Heterosexuality = patriarchal subordination is a plank in the platform of constructionism. The equivalence supposes that natural processes operating over many, many millions of years have nothing to do with us. The hateful feminists who spout this nonsense think heterosexuality is a plot hatched in the halls of wicked patriarchal capitalist, imperialist, sexist, racist males. — Bitter Crank
No, I don't think this is true. I mean, there
are hateful feminists, no doubt about that. But I don't think most are that hateful. And I don't think patriarchy is some scheme conjured up by the powers-that-be, behind closed doors in shadowy rooms with poor lighting.
Oppression of women is not merely sociological but
biological. All you people saying heterosexuality is "just" how the human species perpetuates itself are ignoring the details of what heterosexuality entails: how the chief alpha male of the apes gets a harem of females, how many males of species rape females to procreate, how historically women have been chattel of men and were traded and used not as people but as property, etc.
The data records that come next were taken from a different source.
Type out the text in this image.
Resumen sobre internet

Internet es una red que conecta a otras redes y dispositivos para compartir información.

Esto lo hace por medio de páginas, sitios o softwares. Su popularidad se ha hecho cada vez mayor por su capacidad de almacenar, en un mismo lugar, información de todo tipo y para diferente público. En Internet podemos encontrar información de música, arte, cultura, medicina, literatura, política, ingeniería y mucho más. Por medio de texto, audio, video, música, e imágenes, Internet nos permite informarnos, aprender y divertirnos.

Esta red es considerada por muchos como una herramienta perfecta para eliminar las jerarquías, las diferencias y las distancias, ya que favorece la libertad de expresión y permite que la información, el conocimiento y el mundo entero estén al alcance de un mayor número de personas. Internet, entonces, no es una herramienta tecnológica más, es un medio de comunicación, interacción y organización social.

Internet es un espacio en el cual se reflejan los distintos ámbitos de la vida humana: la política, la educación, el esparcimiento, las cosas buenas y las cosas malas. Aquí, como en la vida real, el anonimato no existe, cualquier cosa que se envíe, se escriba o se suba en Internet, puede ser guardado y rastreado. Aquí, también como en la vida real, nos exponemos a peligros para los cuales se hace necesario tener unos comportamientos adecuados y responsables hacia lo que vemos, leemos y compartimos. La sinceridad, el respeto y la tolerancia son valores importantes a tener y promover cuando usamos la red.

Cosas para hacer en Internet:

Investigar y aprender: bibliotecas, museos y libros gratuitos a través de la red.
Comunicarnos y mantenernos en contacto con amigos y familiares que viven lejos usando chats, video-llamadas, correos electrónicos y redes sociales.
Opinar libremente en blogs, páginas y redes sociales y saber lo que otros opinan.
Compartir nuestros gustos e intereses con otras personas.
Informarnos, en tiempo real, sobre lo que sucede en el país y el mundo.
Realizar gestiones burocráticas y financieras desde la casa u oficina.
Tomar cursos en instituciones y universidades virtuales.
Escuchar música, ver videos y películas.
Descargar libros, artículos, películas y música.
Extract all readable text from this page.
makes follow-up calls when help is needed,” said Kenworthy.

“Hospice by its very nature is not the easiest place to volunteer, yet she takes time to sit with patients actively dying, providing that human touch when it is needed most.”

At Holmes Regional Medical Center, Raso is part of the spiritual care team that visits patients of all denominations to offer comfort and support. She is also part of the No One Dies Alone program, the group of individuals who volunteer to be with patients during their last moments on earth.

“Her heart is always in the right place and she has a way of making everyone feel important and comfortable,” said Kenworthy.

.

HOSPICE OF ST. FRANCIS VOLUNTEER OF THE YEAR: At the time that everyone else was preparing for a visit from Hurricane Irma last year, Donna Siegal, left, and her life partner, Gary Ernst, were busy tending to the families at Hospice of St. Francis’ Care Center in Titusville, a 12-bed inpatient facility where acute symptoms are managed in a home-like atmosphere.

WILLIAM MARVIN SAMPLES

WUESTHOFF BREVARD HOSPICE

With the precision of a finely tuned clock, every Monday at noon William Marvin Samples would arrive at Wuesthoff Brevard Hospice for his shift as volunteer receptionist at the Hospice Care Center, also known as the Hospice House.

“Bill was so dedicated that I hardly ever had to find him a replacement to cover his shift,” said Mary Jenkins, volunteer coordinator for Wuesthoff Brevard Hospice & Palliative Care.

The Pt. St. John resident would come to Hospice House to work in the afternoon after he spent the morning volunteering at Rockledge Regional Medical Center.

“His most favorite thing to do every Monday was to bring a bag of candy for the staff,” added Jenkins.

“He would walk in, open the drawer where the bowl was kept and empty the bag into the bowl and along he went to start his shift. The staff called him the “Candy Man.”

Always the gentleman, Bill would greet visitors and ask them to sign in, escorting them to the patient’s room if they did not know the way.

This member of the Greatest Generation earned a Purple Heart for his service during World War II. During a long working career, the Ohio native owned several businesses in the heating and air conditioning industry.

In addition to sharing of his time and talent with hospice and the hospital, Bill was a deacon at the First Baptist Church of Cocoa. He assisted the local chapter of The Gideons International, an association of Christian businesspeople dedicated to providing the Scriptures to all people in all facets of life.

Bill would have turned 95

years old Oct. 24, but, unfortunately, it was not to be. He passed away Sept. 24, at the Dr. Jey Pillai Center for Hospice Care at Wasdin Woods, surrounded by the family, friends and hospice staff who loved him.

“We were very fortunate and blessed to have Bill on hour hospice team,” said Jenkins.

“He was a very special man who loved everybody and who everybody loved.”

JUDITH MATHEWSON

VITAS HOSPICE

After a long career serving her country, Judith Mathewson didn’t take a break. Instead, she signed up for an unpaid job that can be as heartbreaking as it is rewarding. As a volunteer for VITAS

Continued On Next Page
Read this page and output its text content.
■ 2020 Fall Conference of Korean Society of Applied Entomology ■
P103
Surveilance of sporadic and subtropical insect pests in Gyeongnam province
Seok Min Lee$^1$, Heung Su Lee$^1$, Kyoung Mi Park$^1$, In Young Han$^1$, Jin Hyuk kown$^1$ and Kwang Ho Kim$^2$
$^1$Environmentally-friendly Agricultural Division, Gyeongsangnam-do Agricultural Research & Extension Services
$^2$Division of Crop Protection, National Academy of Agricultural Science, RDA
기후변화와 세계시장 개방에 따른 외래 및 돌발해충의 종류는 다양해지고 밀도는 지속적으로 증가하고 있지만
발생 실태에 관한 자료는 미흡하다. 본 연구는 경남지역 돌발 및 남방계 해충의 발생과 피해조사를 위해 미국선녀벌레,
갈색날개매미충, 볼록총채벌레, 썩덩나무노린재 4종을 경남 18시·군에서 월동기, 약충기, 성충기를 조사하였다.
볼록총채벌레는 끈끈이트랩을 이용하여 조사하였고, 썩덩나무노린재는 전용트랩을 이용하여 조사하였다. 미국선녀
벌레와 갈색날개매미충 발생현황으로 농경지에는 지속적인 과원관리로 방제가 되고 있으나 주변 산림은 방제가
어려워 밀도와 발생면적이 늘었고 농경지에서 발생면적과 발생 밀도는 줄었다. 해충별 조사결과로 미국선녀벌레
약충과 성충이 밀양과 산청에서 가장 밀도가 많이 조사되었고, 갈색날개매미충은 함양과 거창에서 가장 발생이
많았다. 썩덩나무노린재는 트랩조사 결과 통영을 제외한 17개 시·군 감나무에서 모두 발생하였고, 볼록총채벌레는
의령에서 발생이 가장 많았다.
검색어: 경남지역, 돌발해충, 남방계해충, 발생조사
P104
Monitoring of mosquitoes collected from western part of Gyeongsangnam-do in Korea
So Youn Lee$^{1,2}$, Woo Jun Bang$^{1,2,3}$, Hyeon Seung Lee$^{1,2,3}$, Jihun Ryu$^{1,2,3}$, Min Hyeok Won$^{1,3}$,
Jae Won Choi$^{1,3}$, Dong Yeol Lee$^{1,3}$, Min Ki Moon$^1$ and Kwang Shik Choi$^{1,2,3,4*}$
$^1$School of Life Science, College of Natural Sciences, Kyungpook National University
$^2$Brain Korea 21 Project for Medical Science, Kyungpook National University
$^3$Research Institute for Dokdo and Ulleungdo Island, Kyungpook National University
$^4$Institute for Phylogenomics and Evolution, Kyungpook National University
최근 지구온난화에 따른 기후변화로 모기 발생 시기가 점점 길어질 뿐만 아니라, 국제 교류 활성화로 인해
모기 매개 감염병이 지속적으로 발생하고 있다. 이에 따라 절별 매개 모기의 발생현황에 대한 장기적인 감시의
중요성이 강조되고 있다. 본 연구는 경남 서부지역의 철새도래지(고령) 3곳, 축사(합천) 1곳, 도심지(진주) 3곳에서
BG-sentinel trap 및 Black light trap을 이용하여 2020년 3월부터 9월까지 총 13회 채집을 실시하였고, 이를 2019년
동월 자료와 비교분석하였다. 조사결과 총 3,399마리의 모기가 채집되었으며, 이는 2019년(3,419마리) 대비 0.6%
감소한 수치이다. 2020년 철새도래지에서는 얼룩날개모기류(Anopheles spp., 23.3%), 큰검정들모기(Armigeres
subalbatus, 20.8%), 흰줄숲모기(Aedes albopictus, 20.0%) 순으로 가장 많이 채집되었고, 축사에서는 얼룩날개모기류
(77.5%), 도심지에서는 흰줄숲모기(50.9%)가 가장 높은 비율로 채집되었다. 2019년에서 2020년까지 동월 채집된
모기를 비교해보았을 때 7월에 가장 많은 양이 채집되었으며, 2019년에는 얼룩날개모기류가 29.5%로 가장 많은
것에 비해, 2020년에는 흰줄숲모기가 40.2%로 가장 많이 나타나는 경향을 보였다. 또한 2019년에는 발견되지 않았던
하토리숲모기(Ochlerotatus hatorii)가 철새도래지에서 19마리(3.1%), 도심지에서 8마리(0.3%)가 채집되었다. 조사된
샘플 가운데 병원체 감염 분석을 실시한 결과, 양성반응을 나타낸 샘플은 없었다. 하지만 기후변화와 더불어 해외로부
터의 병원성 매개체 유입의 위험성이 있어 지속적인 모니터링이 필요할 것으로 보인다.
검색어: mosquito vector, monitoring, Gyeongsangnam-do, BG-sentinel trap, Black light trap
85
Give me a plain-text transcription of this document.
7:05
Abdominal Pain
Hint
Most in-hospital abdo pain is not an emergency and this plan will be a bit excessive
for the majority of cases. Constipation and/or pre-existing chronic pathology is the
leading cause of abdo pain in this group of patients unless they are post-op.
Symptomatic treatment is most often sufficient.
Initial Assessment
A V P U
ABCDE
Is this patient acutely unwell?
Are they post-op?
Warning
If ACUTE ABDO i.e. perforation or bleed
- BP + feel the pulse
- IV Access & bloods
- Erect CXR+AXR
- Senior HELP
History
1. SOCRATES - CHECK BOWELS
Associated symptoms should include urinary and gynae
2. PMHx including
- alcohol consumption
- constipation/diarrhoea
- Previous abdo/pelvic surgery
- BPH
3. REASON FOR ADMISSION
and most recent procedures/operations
It's naive and ahistorical to think we can look on heterosexual relationships without any of this historical baggage. I never said that heterosexuality
just is oppression by the patriarchy; I said that heterosexuality is
inherently related to patriarchal oppression. That doesn't mean there can't be some heterosexual relationships that are healthy and good.
But then there's also some who have tried to undermine my credibility by declaring that what I see to be common elements of heterosexual relationships, or just sexual relationships in general, is idiosyncratic. Well, you can
say that, but why not give examples of what a healthy sexual relationship looks like?
Look, I am still relatively young, I do not have all this experience that older folk here may have. I also happen to have a low libido that makes me basically asexual. I have never had sex nor do I particularly have the need or desire to. I believe I see sex in a different way than most people do and this may be influenced by my lack of sex drive. Sex seems clumsy, awkward and particularly unsanitary. But it also seems, to me, to be very unsettling at times. This is especially apparent in pornography. Now you may say that pornography is fiction and not indicative of real sex - yet if this is true, then why do people watch porn? Why is porn so popular?
It is as if, during the act of sex, morality sort of goes out the window. Morality is suspended, at least partly. To me, it seems like if people did not have sex drives, sex would seem strange and even wrong.
And yet I do ask for consent before I walk into your house, drive your car, remove your earrings from your ear, or play with your tongue, So we've now established that some things require consent and others don't. Typically we require consent when we seek to use something that belongs to someone else, which would include anything from your ballpoint pen to your vagina. — Hanover
There is a new culture surrounding sex that puts consent as the sine qua non of acceptable sex. I have been told by the authorities that "consent is sexy" (does that imply that if it
weren't sexy, it wouldn't matter....?). Yet just because someone consents to something doesn't mean it's okay. Someone can consent to having all their money stolen at gunpoint - that is not true consent, that is coerced consent.
And so in sex, consent can be washed up in coercion. A woman, for instance, may feel pressured to consent to avoid a sour relationship with a man. She may consent because she feels compelled to by the culture she was raised in. A man may consent because he feels to do otherwise would be an indication of not being a man (in our culture, it seems as though men
must want sex - or they are not a man).
My point is that just because someone consents does not mean it is genuine. And just because someone has a preference for something (such as a kink) does not mean this preference can't be criticized. Preferences don't just appear out of the blue. There's a background from where they develop. This is why, for example, I'm critical of BDSM.